DNN Accelerator - newlife-js/Wiki GitHub Wiki
by 서울대학교 이재욱 교수님
Performance Analysis
Performance Metrics
Time
- Wall-clock time, response time, elapsed time: time from start to completion
- CPU time: spent time for given program
= seconds/program = (cycles/program) x (seconds/cycle)
= (instructions/program) x (cycles x instruction) x (seconds/cycle)
-> Iron Law of CPU Performance - CPI(Cycles per instruction)
- Factors involve in the CPU Time
ISA: RISC(명령어 세팅 개수가 적음) vs CISC(복잡한 명령어 세팅)
Rate(throughput)
- MIPS(million instructions per second)
MIPS가 클수록 빠른 CPU - MFLOPS(million floating-point operations per second)
Mean
-
Arithmetic mean(performance in times)
∑Execution Times / n
각 benchmark가 같은 횟수만큼 실행된다고 가정
-> Weighted Arithmetic Mean: ∑W x Execution Times / ∑W -
Harmonic Mean(performance in rates)
n / ∑(1/R) -> Weighted Harmonic Mean: ∑W / ∑ (W/R)
Roofline Model
Performance of accelerators
Computation
Floating point performance(GFLOP/sec) is the main target
- peak performance: ample parallelism, balanced combination of floating point inst., rare branch mispredictions, no thread divergence
Communication
DRAM bandwidth(GB/sec) is the main concern
- peak bandwidth: few unit stride access streams, locality-aware NUMA allocation and usage, SW prefetching, memory coalescing
Locality
Maximize cache locality to minimize communication overhead
hardware change: larger cache capacity(capacity miss), higher cache associativity(conflict miss), non-allocating caches(compulsory traffic)

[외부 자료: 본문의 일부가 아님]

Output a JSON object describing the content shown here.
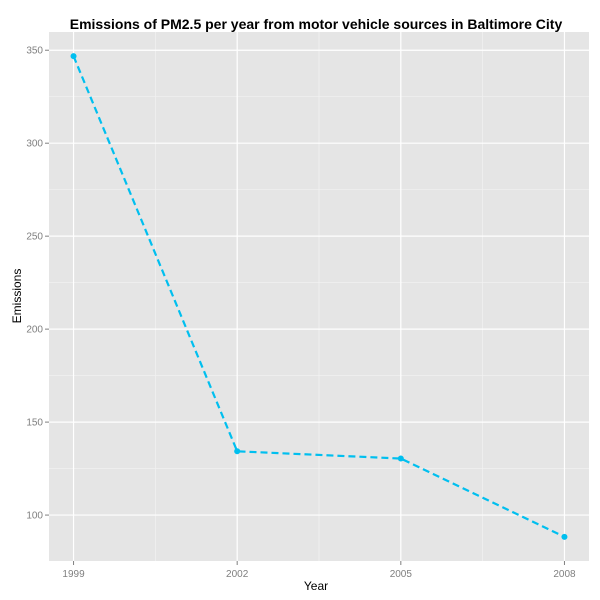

sw optimization: padding avoids conflict misses, blocking avoids capacity misses, non-allocating stores minimize compulsory traffic
Arithmetic Intensity(AI)
Total floating point operations / Total DRAM bytes accesses (FLOP/bytes)

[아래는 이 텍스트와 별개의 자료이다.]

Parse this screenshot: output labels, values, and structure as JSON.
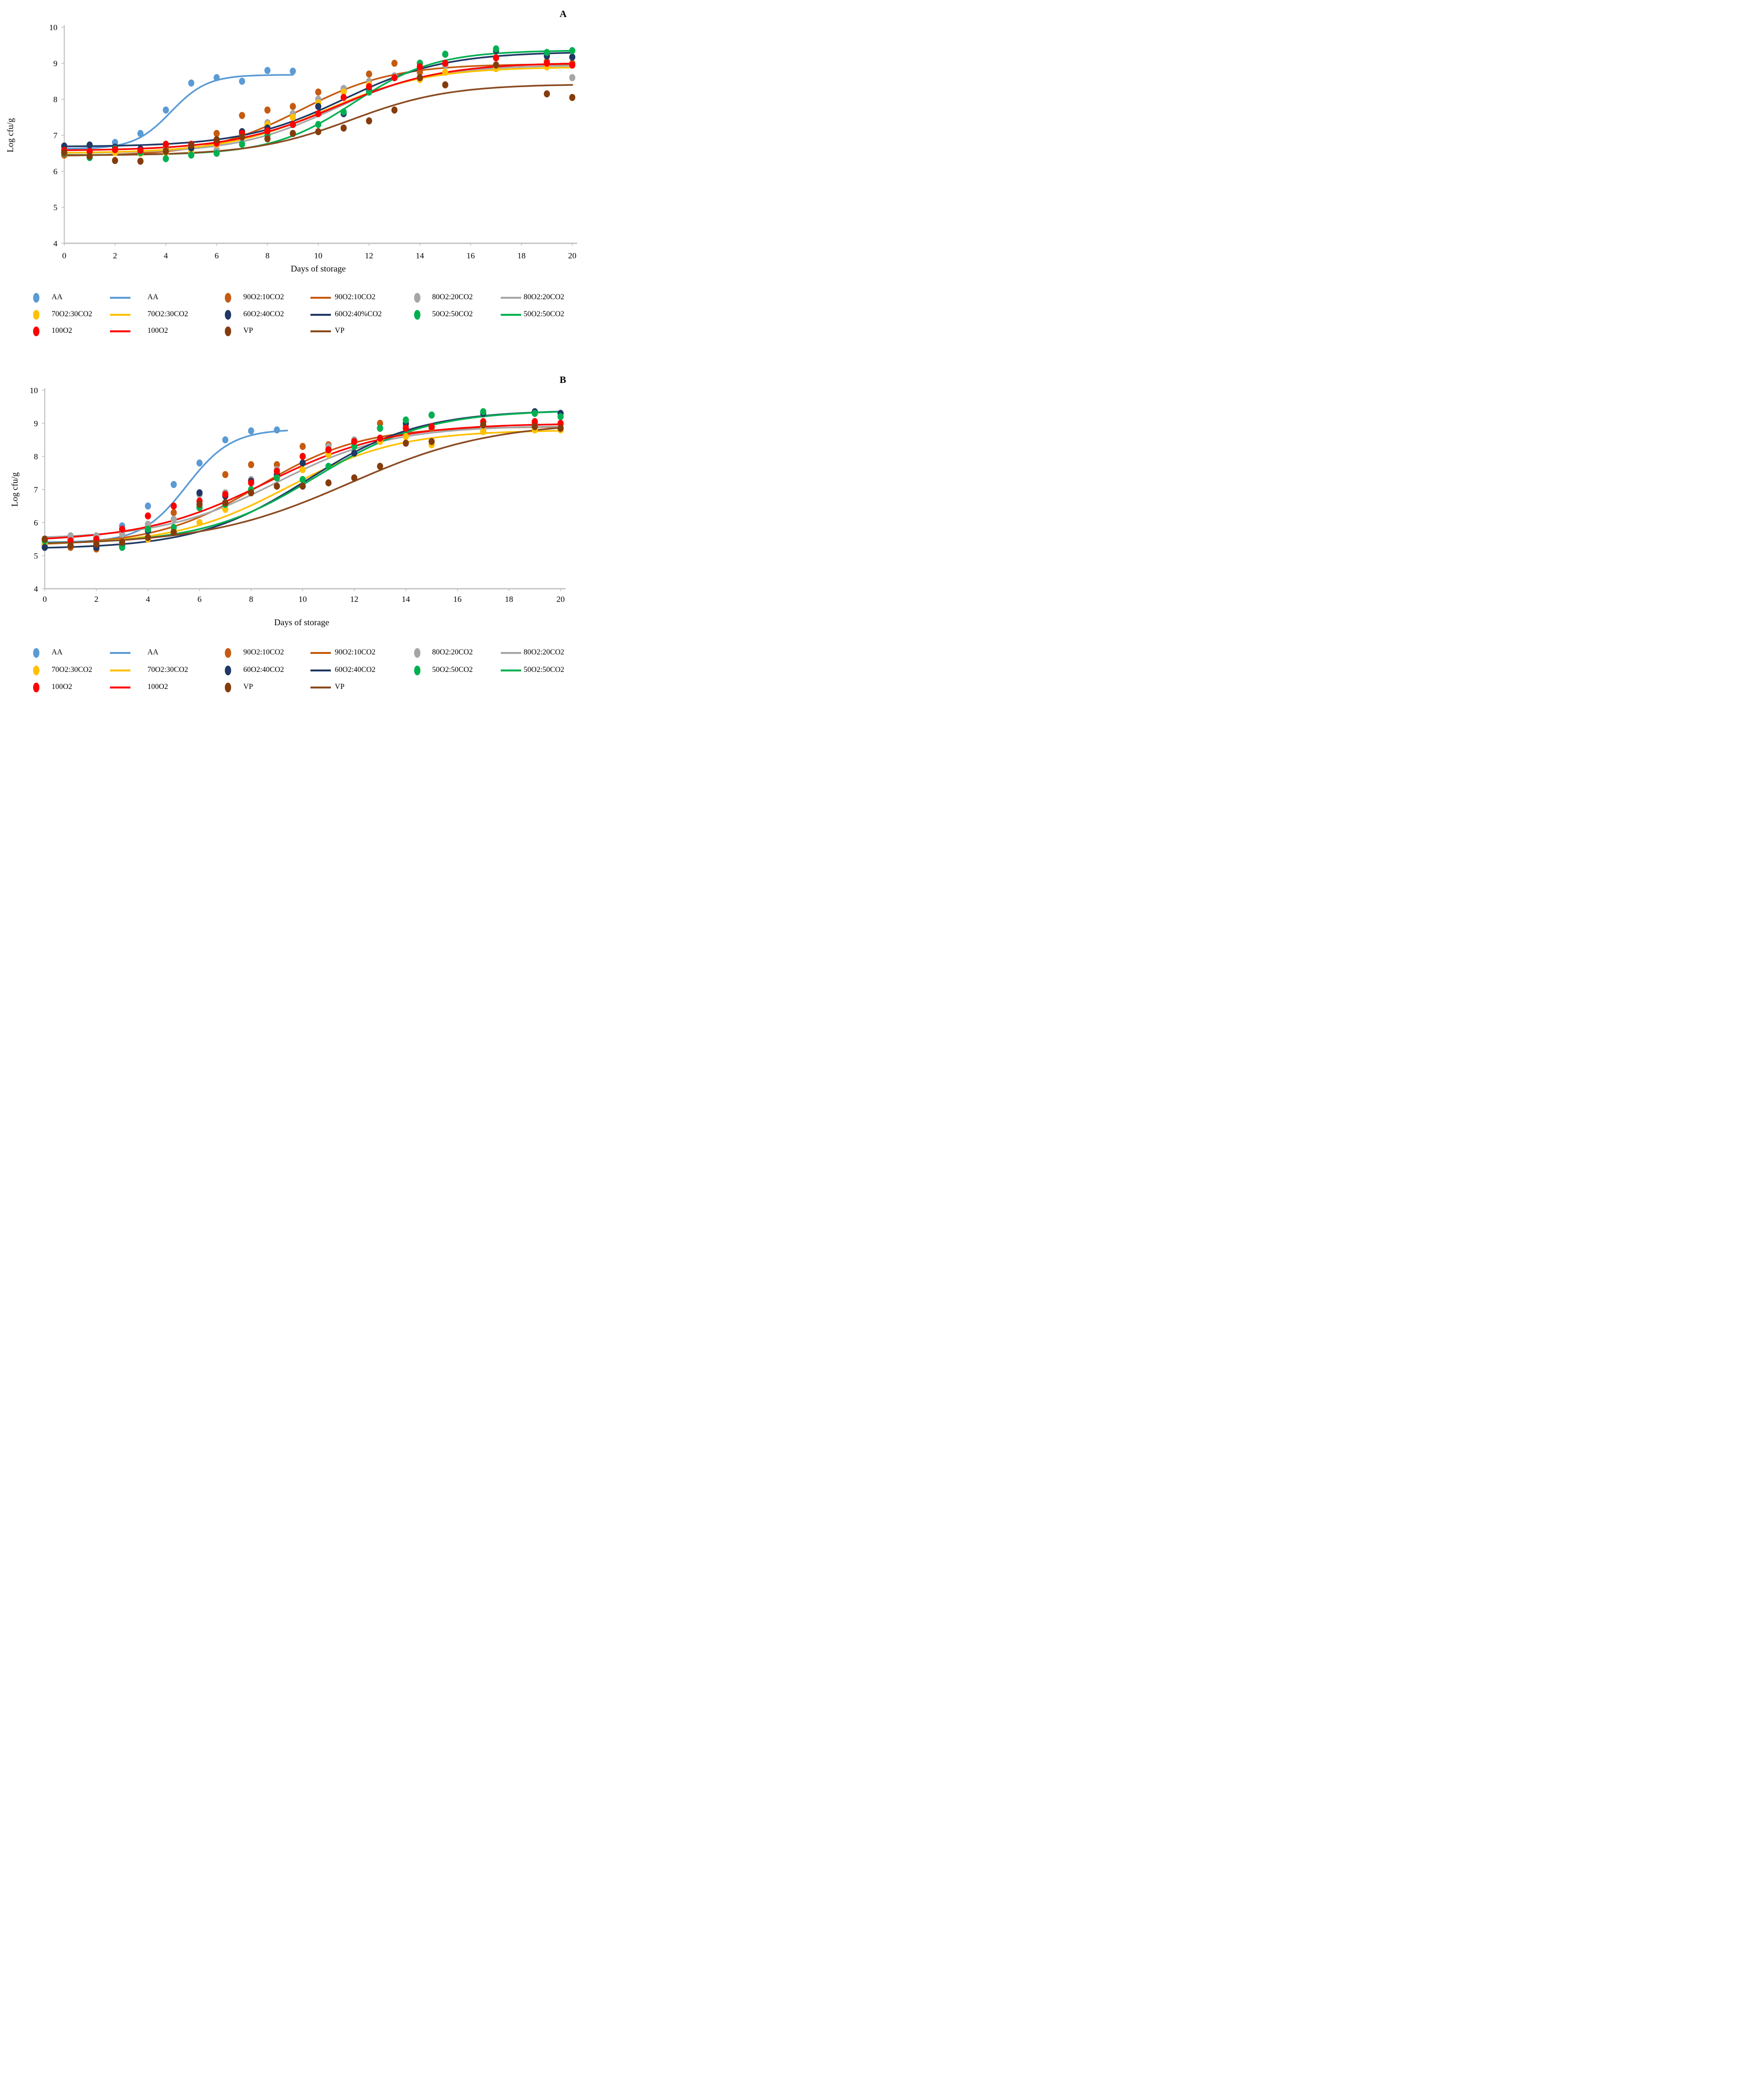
{
  "figure": {
    "background": "#ffffff",
    "panel_a_label": "A",
    "panel_b_label": "B"
  },
  "colors": {
    "AA": "#5B9BD5",
    "90O2:10CO2": "#C55A11",
    "80O2:20CO2": "#A6A6A6",
    "70O2:30CO2": "#FFC000",
    "60O2:40CO2": "#1F3864",
    "50O2:50CO2": "#00B050",
    "100O2": "#FF0000",
    "VP": "#843C0C",
    "VP_line": "#8A4A20",
    "axis": "#BFBFBF"
  },
  "legend_a": {
    "rows": [
      [
        {
          "type": "point",
          "label": "AA",
          "color": "#5B9BD5"
        },
        {
          "type": "line",
          "label": "AA",
          "color": "#5B9BD5"
        },
        {
          "type": "point",
          "label": "90O2:10CO2",
          "color": "#C55A11"
        },
        {
          "type": "line",
          "label": "90O2:10CO2",
          "color": "#C55A11"
        },
        {
          "type": "point",
          "label": "80O2:20CO2",
          "color": "#A6A6A6"
        },
        {
          "type": "line",
          "label": "80O2:20CO2",
          "color": "#A6A6A6"
        }
      ],
      [
        {
          "type": "point",
          "label": "70O2:30CO2",
          "color": "#FFC000"
        },
        {
          "type": "line",
          "label": "70O2:30CO2",
          "color": "#FFC000"
        },
        {
          "type": "point",
          "label": "60O2:40CO2",
          "color": "#1F3864"
        },
        {
          "type": "line",
          "label": "60O2:40%CO2",
          "color": "#1F3864"
        },
        {
          "type": "point",
          "label": "50O2:50CO2",
          "color": "#00B050"
        },
        {
          "type": "line",
          "label": "50O2:50CO2",
          "color": "#00B050"
        }
      ],
      [
        {
          "type": "point",
          "label": "100O2",
          "color": "#FF0000"
        },
        {
          "type": "line",
          "label": "100O2",
          "color": "#FF0000"
        },
        {
          "type": "point",
          "label": "VP",
          "color": "#843C0C"
        },
        {
          "type": "line",
          "label": "VP",
          "color": "#8A4A20"
        }
      ]
    ]
  },
  "legend_b": {
    "rows": [
      [
        {
          "type": "point",
          "label": "AA",
          "color": "#5B9BD5"
        },
        {
          "type": "line",
          "label": "AA",
          "color": "#5B9BD5"
        },
        {
          "type": "point",
          "label": "90O2:10CO2",
          "color": "#C55A11"
        },
        {
          "type": "line",
          "label": "90O2:10CO2",
          "color": "#C55A11"
        },
        {
          "type": "point",
          "label": "80O2:20CO2",
          "color": "#A6A6A6"
        },
        {
          "type": "line",
          "label": "80O2:20CO2",
          "color": "#A6A6A6"
        }
      ],
      [
        {
          "type": "point",
          "label": "70O2:30CO2",
          "color": "#FFC000"
        },
        {
          "type": "line",
          "label": "70O2:30CO2",
          "color": "#FFC000"
        },
        {
          "type": "point",
          "label": "60O2:40CO2",
          "color": "#1F3864"
        },
        {
          "type": "line",
          "label": "60O2:40CO2",
          "color": "#1F3864"
        },
        {
          "type": "point",
          "label": "50O2:50CO2",
          "color": "#00B050"
        },
        {
          "type": "line",
          "label": "50O2:50CO2",
          "color": "#00B050"
        }
      ],
      [
        {
          "type": "point",
          "label": "100O2",
          "color": "#FF0000"
        },
        {
          "type": "line",
          "label": "100O2",
          "color": "#FF0000"
        },
        {
          "type": "point",
          "label": "VP",
          "color": "#843C0C"
        },
        {
          "type": "line",
          "label": "VP",
          "color": "#8A4A20"
        }
      ]
    ]
  },
  "chart_data": [
    {
      "panel": "A",
      "type": "scatter",
      "title": "",
      "xlabel": "Days of storage",
      "ylabel": "Log cfu/g",
      "xlim": [
        0,
        20
      ],
      "ylim": [
        4,
        10
      ],
      "x_ticks": [
        0,
        2,
        4,
        6,
        8,
        10,
        12,
        14,
        16,
        18,
        20
      ],
      "y_ticks": [
        4,
        5,
        6,
        7,
        8,
        9,
        10
      ],
      "grid": false,
      "legend_position": "below",
      "series": [
        {
          "name": "AA",
          "color": "#5B9BD5",
          "days": [
            0,
            1,
            2,
            3,
            4,
            5,
            6,
            7,
            8,
            9
          ],
          "values": [
            6.6,
            6.65,
            6.8,
            7.05,
            7.7,
            8.45,
            8.6,
            8.5,
            8.8,
            8.78
          ],
          "fit_line": {
            "lo": 6.62,
            "hi": 8.68,
            "mid": 4.2,
            "k": 1.4,
            "d_end": 9
          }
        },
        {
          "name": "90O2:10CO2",
          "color": "#C55A11",
          "days": [
            0,
            1,
            2,
            3,
            4,
            5,
            6,
            7,
            8,
            9,
            10,
            11,
            12,
            13,
            14,
            15,
            17,
            19,
            20
          ],
          "values": [
            6.45,
            6.5,
            6.55,
            6.55,
            6.65,
            6.7,
            7.05,
            7.55,
            7.7,
            7.8,
            8.2,
            8.25,
            8.7,
            9.0,
            8.75,
            8.95,
            8.9,
            9.05,
            9.0
          ],
          "fit_line": {
            "lo": 6.42,
            "hi": 8.98,
            "mid": 9.3,
            "k": 0.55,
            "d_end": 20
          }
        },
        {
          "name": "80O2:20CO2",
          "color": "#A6A6A6",
          "days": [
            0,
            1,
            2,
            3,
            4,
            5,
            6,
            7,
            8,
            9,
            10,
            11,
            12,
            13,
            14,
            15,
            17,
            19,
            20
          ],
          "values": [
            6.55,
            6.5,
            6.55,
            6.5,
            6.55,
            6.52,
            6.6,
            6.8,
            7.35,
            7.6,
            8.0,
            8.3,
            8.5,
            8.65,
            9.0,
            8.95,
            8.95,
            8.9,
            8.6
          ],
          "fit_line": {
            "lo": 6.5,
            "hi": 8.95,
            "mid": 10.6,
            "k": 0.52,
            "d_end": 20
          }
        },
        {
          "name": "70O2:30CO2",
          "color": "#FFC000",
          "days": [
            0,
            1,
            2,
            3,
            4,
            5,
            6,
            7,
            8,
            9,
            10,
            11,
            12,
            13,
            14,
            15,
            17,
            19,
            20
          ],
          "values": [
            6.53,
            6.5,
            6.52,
            6.5,
            6.52,
            6.55,
            6.75,
            7.0,
            7.3,
            7.5,
            7.9,
            8.2,
            8.4,
            8.6,
            8.55,
            8.75,
            8.85,
            8.9,
            8.95
          ],
          "fit_line": {
            "lo": 6.5,
            "hi": 8.9,
            "mid": 10.3,
            "k": 0.5,
            "d_end": 20
          }
        },
        {
          "name": "60O2:40CO2",
          "color": "#1F3864",
          "days": [
            0,
            1,
            2,
            3,
            4,
            5,
            6,
            7,
            8,
            9,
            10,
            11,
            12,
            13,
            14,
            15,
            17,
            19,
            20
          ],
          "values": [
            6.7,
            6.73,
            6.67,
            6.62,
            6.75,
            6.65,
            6.85,
            7.1,
            7.2,
            7.3,
            7.8,
            7.6,
            8.25,
            8.6,
            9.0,
            9.25,
            9.35,
            9.2,
            9.17
          ],
          "fit_line": {
            "lo": 6.68,
            "hi": 9.32,
            "mid": 11.0,
            "k": 0.5,
            "d_end": 20
          }
        },
        {
          "name": "50O2:50CO2",
          "color": "#00B050",
          "days": [
            0,
            1,
            2,
            3,
            4,
            5,
            6,
            7,
            8,
            9,
            10,
            11,
            12,
            13,
            14,
            15,
            17,
            19,
            20
          ],
          "values": [
            6.5,
            6.38,
            6.62,
            6.52,
            6.35,
            6.45,
            6.5,
            6.75,
            7.0,
            7.05,
            7.3,
            7.65,
            8.2,
            8.6,
            9.0,
            9.25,
            9.4,
            9.3,
            9.35
          ],
          "fit_line": {
            "lo": 6.45,
            "hi": 9.36,
            "mid": 11.4,
            "k": 0.62,
            "d_end": 20
          }
        },
        {
          "name": "100O2",
          "color": "#FF0000",
          "days": [
            0,
            1,
            2,
            3,
            4,
            5,
            6,
            7,
            8,
            9,
            10,
            11,
            12,
            13,
            14,
            15,
            17,
            19,
            20
          ],
          "values": [
            6.58,
            6.55,
            6.6,
            6.58,
            6.75,
            6.75,
            6.78,
            7.05,
            7.12,
            7.3,
            7.6,
            8.05,
            8.35,
            8.6,
            8.9,
            9.0,
            9.15,
            9.0,
            8.95
          ],
          "fit_line": {
            "lo": 6.57,
            "hi": 9.02,
            "mid": 10.7,
            "k": 0.48,
            "d_end": 20
          }
        },
        {
          "name": "VP",
          "color": "#843C0C",
          "line_color": "#8A4A20",
          "days": [
            0,
            1,
            2,
            3,
            4,
            5,
            6,
            7,
            8,
            9,
            10,
            11,
            12,
            13,
            14,
            15,
            17,
            19,
            20
          ],
          "values": [
            6.52,
            6.42,
            6.3,
            6.28,
            6.55,
            6.72,
            6.88,
            6.95,
            6.9,
            7.05,
            7.1,
            7.2,
            7.4,
            7.7,
            8.6,
            8.4,
            8.95,
            8.15,
            8.05
          ],
          "fit_line": {
            "lo": 6.44,
            "hi": 8.42,
            "mid": 11.3,
            "k": 0.52,
            "d_end": 20
          }
        }
      ]
    },
    {
      "panel": "B",
      "type": "scatter",
      "title": "",
      "xlabel": "Days of storage",
      "ylabel": "Log cfu/g",
      "xlim": [
        0,
        20
      ],
      "ylim": [
        4,
        10
      ],
      "x_ticks": [
        0,
        2,
        4,
        6,
        8,
        10,
        12,
        14,
        16,
        18,
        20
      ],
      "y_ticks": [
        4,
        5,
        6,
        7,
        8,
        9,
        10
      ],
      "grid": false,
      "legend_position": "below",
      "series": [
        {
          "name": "AA",
          "color": "#5B9BD5",
          "days": [
            0,
            1,
            2,
            3,
            4,
            5,
            6,
            7,
            8,
            9
          ],
          "values": [
            5.45,
            5.5,
            5.55,
            5.9,
            6.5,
            7.15,
            7.8,
            8.5,
            8.77,
            8.8
          ],
          "fit_line": {
            "lo": 5.4,
            "hi": 8.82,
            "mid": 5.5,
            "k": 1.15,
            "d_end": 9.5
          }
        },
        {
          "name": "90O2:10CO2",
          "color": "#C55A11",
          "days": [
            0,
            1,
            2,
            3,
            4,
            5,
            6,
            7,
            8,
            9,
            10,
            11,
            12,
            13,
            14,
            15,
            17,
            19,
            20
          ],
          "values": [
            5.3,
            5.25,
            5.2,
            5.45,
            5.85,
            6.3,
            6.45,
            7.45,
            7.75,
            7.75,
            8.3,
            8.35,
            8.45,
            9.0,
            8.9,
            8.85,
            8.75,
            9.0,
            8.85
          ],
          "fit_line": {
            "lo": 5.3,
            "hi": 8.9,
            "mid": 8.3,
            "k": 0.5,
            "d_end": 20
          }
        },
        {
          "name": "80O2:20CO2",
          "color": "#A6A6A6",
          "days": [
            0,
            1,
            2,
            3,
            4,
            5,
            6,
            7,
            8,
            9,
            10,
            11,
            12,
            13,
            14,
            15,
            17,
            19,
            20
          ],
          "values": [
            5.5,
            5.6,
            5.6,
            5.65,
            5.95,
            6.1,
            6.85,
            6.9,
            7.3,
            7.6,
            8.0,
            8.3,
            8.5,
            8.85,
            8.95,
            8.9,
            8.85,
            8.9,
            8.95
          ],
          "fit_line": {
            "lo": 5.5,
            "hi": 8.93,
            "mid": 9.0,
            "k": 0.45,
            "d_end": 20
          }
        },
        {
          "name": "70O2:30CO2",
          "color": "#FFC000",
          "days": [
            0,
            1,
            2,
            3,
            4,
            5,
            6,
            7,
            8,
            9,
            10,
            11,
            12,
            13,
            14,
            15,
            17,
            19,
            20
          ],
          "values": [
            5.35,
            5.3,
            5.4,
            5.35,
            5.5,
            5.75,
            6.0,
            6.4,
            7.0,
            7.4,
            7.6,
            8.05,
            8.3,
            8.45,
            8.6,
            8.35,
            8.75,
            8.8,
            8.8
          ],
          "fit_line": {
            "lo": 5.32,
            "hi": 8.8,
            "mid": 9.4,
            "k": 0.46,
            "d_end": 20
          }
        },
        {
          "name": "60O2:40CO2",
          "color": "#1F3864",
          "days": [
            0,
            1,
            2,
            3,
            4,
            5,
            6,
            7,
            8,
            9,
            10,
            11,
            12,
            13,
            14,
            15,
            17,
            19,
            20
          ],
          "values": [
            5.25,
            5.3,
            5.25,
            5.3,
            5.75,
            5.7,
            6.9,
            6.8,
            7.25,
            7.45,
            7.8,
            8.2,
            8.1,
            8.85,
            9.0,
            9.25,
            9.3,
            9.35,
            9.3
          ],
          "fit_line": {
            "lo": 5.2,
            "hi": 9.4,
            "mid": 10.2,
            "k": 0.46,
            "d_end": 20
          }
        },
        {
          "name": "50O2:50CO2",
          "color": "#00B050",
          "days": [
            0,
            1,
            2,
            3,
            4,
            5,
            6,
            7,
            8,
            9,
            10,
            11,
            12,
            13,
            14,
            15,
            17,
            19,
            20
          ],
          "values": [
            5.45,
            5.4,
            5.45,
            5.25,
            5.8,
            5.85,
            6.45,
            6.55,
            7.0,
            7.35,
            7.3,
            7.7,
            8.3,
            8.85,
            9.1,
            9.25,
            9.35,
            9.3,
            9.2
          ],
          "fit_line": {
            "lo": 5.35,
            "hi": 9.4,
            "mid": 10.5,
            "k": 0.46,
            "d_end": 20
          }
        },
        {
          "name": "100O2",
          "color": "#FF0000",
          "days": [
            0,
            1,
            2,
            3,
            4,
            5,
            6,
            7,
            8,
            9,
            10,
            11,
            12,
            13,
            14,
            15,
            17,
            19,
            20
          ],
          "values": [
            5.5,
            5.45,
            5.5,
            5.8,
            6.2,
            6.5,
            6.65,
            6.85,
            7.2,
            7.55,
            8.0,
            8.2,
            8.45,
            8.55,
            8.85,
            8.9,
            9.05,
            9.05,
            9.0
          ],
          "fit_line": {
            "lo": 5.42,
            "hi": 9.0,
            "mid": 8.6,
            "k": 0.42,
            "d_end": 20
          }
        },
        {
          "name": "VP",
          "color": "#843C0C",
          "line_color": "#8A4A20",
          "days": [
            0,
            1,
            2,
            3,
            4,
            5,
            6,
            7,
            8,
            9,
            10,
            11,
            12,
            13,
            14,
            15,
            17,
            19,
            20
          ],
          "values": [
            5.5,
            5.3,
            5.35,
            5.4,
            5.55,
            5.7,
            6.55,
            6.6,
            6.9,
            7.1,
            7.1,
            7.2,
            7.35,
            7.7,
            8.4,
            8.45,
            8.95,
            8.9,
            8.85
          ],
          "fit_line": {
            "lo": 5.32,
            "hi": 9.05,
            "mid": 11.8,
            "k": 0.36,
            "d_end": 20
          }
        }
      ]
    }
  ]
}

determined by on-chip memory hierarchy, algorithm
Roofline model
ridge point 부근이 ideal region
program optimization의 가이드라인을 제시해줌
compute bound인지, memory bound인지 파악을 해서 hw 개선이나 sw optimization을 할 수 있음
Benchmark Metrics
Metrics of DNN algorithms
- Accuracy
- Network Architecture: # of layers, filters, channels, filter size
- '# of weights(storage capacity)
- '# of MACs(operation)
Metrics for DNN hardware
- Energy efficiency
- External memory bandwidth
- Area efficiency
MLPerf Benchmark
A broad ML benchmark suite for measuring performance of ML frameworks, ML hardware accelerators, and ML cloud platforms
real-world data에 대해 time, accuracy, cost를 공정하게 비교할 수 있도록 open-source implementation 제공
DNN Accelerator Architectures
Technology Trends
- Moore의 법칙은 이미 깨짐
- CPU to xPU: 특정 연산을 위한 하드웨어 가속기의 유용성 ↑(google TPU), 특정 domain에 맞도록 parallelism, memory bandwidth 등을 최적화
- Rise of AI, Big Data: compute/memory-intensive, parameter size, FLOP, training cost, memory capacity and bandwidth ↑
- Platform war(HW + SW): PyTorch/TensorFlow/MxNet, M1+macOS, Nvidia+Cuda, TPU+Tensorflow
GPU(NVIDIA)
Diffuse Shader나 3D modeling을 위해서 만들어진 processor
data parallelism을 위해 multi-core 사용(Fetch와 Decode 과정은 여러 core가 공유하도록)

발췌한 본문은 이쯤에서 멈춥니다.